Foi na Serra de Sintra, na região de Colares, que foram descobertas aras consagradas ao Solis et Lunae no Alto da Vigia, onde subsistem vestígios de um templo romano datado dos séculos II-III d. C. que o arqueólogo e epigrafista Cardim Ribeiro divulgou nas suas Religiões da Lusitânia – loquuntur saxa (Lisboa, 2002). Muito antes, também André de Resende referenciou os cultos solares e lunares na Serra de Sintra na sua Antiquitatibus Lusitaniae (Évora, 1593). Adicionando ao tema, há ainda a destacar o Cabo da Roca tendo no alto do monte da Peninha sobre ele a ermida de São Saturnino, este que aí não é mais que a herança cultual cristã do antigo culto fenício ao deus solar Baal antecessor de greco-romano Cronos-Saturno, nomeadamente Baal, com isso confirmando-se a presença fenícia em Sintra que, aliás, influenciou toda a orla mediterrânea como o maior povo navegador da Proto-História decisivamente marcada por ele, a sua cultura e religião, nisto deixando um pouco por toda a parte por onde passou templos e santuários, abertos ou fechados, consagrados aos seus deuses pós-atlantes, a maioria deles figurando na Bíblia cuja escrita (invenção) se deve aos mesmos fenícios, o “povo vermelho”.
colares-2[1]
O templo dedicado ao Sol e à Lua situado no Alto da Vigia, Praia das Maçãs (Sintra) (Desenho de Francisco de Holanda, século XVI)
D. João de Castro, neto do famoso vice-rei da Índia com o mesmo nome, um sebastianista esclarecido que financiou em Paris a primeira edição em 1603 da Paráfrase e Concordância de Algumas Profecias de Bandarra, em concordância com Gil Vicente no seu Triunfo do Inverno (1529) dispôs o Paraíso Terreal no mais Ocidente da Europa – Sintra – sob o ministério da Igreja Militante do Divino Espírito Santo, forma encapotada ou encriptada de assinalar essa misteriosa Ordem de Mariz de que a História pouco ou nada sabe, conformando-se assim com inteira justeza às crónicas medievais de Demanda que apontam o “Castelo do Santo Graal e as Santas Relíquias de Jesus Cristo guardadas por uma Ordem de santos cavaleiros no Mons Salvat, junto ao mar na ponta final da Europa”. Com efeito, no início da Paráfrase lê-se: “Em nome do Espírito Santo, que com os seus dons está de contínuo regando o Paraíso Terreal da sua Igreja Militante”.
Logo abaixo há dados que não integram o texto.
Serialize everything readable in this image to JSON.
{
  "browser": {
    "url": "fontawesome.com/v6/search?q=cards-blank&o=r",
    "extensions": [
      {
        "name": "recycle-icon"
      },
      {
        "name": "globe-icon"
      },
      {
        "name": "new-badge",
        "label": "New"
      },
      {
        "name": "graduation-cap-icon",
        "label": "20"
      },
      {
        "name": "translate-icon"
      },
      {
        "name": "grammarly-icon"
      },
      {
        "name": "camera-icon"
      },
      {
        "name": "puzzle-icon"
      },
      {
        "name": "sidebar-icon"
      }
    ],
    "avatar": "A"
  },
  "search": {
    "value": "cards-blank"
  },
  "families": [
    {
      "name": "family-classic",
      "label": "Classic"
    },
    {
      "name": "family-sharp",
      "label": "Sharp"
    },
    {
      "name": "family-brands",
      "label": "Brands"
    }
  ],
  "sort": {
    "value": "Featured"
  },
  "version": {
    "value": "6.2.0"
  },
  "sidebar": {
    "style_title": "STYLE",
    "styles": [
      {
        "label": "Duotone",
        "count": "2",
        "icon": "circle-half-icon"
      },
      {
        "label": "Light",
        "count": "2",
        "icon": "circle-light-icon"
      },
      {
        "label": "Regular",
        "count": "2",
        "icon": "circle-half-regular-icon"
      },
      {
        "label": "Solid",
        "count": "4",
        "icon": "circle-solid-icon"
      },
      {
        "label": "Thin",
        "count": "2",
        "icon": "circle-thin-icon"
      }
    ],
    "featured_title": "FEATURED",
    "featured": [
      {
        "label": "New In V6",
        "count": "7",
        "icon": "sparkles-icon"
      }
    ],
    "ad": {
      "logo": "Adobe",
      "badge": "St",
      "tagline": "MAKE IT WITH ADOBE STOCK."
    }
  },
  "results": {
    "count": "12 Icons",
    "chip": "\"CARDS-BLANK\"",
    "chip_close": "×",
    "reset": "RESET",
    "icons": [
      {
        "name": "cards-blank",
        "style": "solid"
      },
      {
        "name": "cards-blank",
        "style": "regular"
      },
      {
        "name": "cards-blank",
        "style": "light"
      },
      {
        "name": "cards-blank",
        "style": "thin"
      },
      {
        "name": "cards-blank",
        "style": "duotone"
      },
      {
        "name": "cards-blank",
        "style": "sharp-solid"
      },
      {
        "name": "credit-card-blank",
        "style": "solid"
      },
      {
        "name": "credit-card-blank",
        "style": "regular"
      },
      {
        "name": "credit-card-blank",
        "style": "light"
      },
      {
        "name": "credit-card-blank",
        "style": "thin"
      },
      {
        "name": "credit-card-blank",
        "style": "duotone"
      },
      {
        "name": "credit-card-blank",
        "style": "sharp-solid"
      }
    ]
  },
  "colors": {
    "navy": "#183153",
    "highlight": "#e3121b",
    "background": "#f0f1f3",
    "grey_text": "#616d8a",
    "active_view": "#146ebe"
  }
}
Esse neto de D. João de Castro (27.2.1500 – 6.6.1548), o grande vice-rei na Índia e elevado homem de ciência, prosseguiu o projecto do avô que pretendeu unir o Oriente com o Ocidente precisamente em Sintra, assumindo-a Serra Sagrada à semelhança dos mais antigos adeptos da translatio imperii (“trasladação dos impérios”) nela entronizando a quintessência da Tradição Iniciática das Idades, o que explica o facto de ter expatriado do templo de Somnath-Patane, no Kathiawar, região indiana próxima de Diu, para a sua Quinta da Penha Verde de Sintra (inacessível ao público) duas estelas ou lápides com inscrições sânscritas perfeitamente ajustadas à idiossincrasia e à tipologia mítica, religiosa e espiritual desta serra, diferente nos dizeres mas igual no sentido. A tradução para português dessas lápides, feita a-posteriori por João Herculano de Moura (Nova Goa, 1906), revela que prestam reverência à Lua e ao Deus Shiva, a Terceira Pessoa da Trimurti hindu que é a mesma Pessoa da Trindade cristã, o Espírito Santo (a Avis ou Siva anagramaticamente), e à sua encarnação como Rei do Mundo através do príncipe-guerreiro Rajanarayana (Raja-Narayana), fundador a dinastia dos Chaulukyas (ou Kshatriyas, “Guerreiros”, Tributários do mesmo Senhor ou Rei do Mundo). Da leitura traduzida das slokas ou versículos (em português arcaico) afere-se o seguinte:
“V – Esse valente foi chamado Rajánarayana; e foi o destruidor de thronos poderosos e creador de um único reino, para o que as suas mãos trabalharam como raios (do Sol), tornando-se o senhor do mundo.”
Prossegue noutra:
“VII – Este rei teve por esposa Nagâlvedi (ou seja, Naga-Devi, a “Serpente Divina”) a qual com tanta amizade vivia junto do marido, que os dois pareciam a Victoria e a Felicidade unidos. Essa união tornava-a bella como o brilho da Lua.”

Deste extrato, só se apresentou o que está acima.